Iranian opinion has been mixed. Those also involved in the fight against the more extreme Islamic policies took Edabi´s prize as a victory for all those fighting for change.
Following her return to Tehran after a visit to France she received a hero’s welcome at the airport. Met by NGO´s and human rights activists she called for the Iranian government to allow greater freedom of speech and the release of political prisoners.
One Arabic website (www.muslimwakeup.com) puts Edabi at the forefront of the new progressive Islamic movement that calls for “inclusiveness and tolerance that also rejects the Bush’s militarism as much as the authoritarianism of religious ideologues.” She told a news conference that “the fight for human rights is conducted in Iran by the Iranian people and we are against any foreign intervention in ran.”
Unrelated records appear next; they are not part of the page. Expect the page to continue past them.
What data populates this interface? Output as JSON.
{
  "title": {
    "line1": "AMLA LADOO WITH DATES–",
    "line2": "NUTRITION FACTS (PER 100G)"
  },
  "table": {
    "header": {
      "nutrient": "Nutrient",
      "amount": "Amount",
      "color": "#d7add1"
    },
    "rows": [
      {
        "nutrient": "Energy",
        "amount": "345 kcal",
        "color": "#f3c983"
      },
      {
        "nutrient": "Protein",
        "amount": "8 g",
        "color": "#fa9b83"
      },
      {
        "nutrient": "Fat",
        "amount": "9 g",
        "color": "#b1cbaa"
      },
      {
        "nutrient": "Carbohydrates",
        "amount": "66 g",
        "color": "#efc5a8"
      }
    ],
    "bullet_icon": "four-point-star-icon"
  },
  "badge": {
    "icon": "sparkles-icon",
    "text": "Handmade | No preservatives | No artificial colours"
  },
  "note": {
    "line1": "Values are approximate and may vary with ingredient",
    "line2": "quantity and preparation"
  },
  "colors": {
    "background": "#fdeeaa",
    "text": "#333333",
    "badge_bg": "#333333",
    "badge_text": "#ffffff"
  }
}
However also inside Iran the majority of the press which is controlled by clerical factions were more critical of the award. ‘This prize carries the message that Europe intends to put further pressure on human rights issues in Iran, a political move as part of its pursuit of its own particular ends,’[iv]
Nevertheless, reformist government opinion was expressed by Vice-president Mohammad Ali Abhati who said the prize was “very good news for every Iranian’ and witness to the important part played by women.”
Others, around the world, feel that Edabi has not deserved the prize and that the 2003 award should have gone to Pope John Paul II, for instance. Former Polish president and 1983 peace laureate Lech Walesa said “I have nothing against this lady, but if there is anyone alive who deserves this year’s Nobel Peace Prize it is the Holy Father.” [v]
Amongst the current causes Edabi is fighting for are:
· The difference in punishments a father will receive over assisting an abortion of his unborn child and if he kills the same child at the age of 14. The first is currently met with a harsh, corrective punishment whilst the latter only warrants a monentary fine.
· Children under the age of 15 being prosecuted as adults but not receiving the same rights as an adult such as the freedom to travel abroad without parental consent.
· And lastly child marriages, which are contrary to the international human rights treaties that Iran has signed.
· One of her first post-Nobel challenges Ebadi has taken aboard the case of Stephan the son of Iranian/ Canadian journalist Zahra Kazemi. Zahra Kazemi was arrested after taking photos of a Tehran prison. She was then interrogated for 3 days and died from severe head injuries.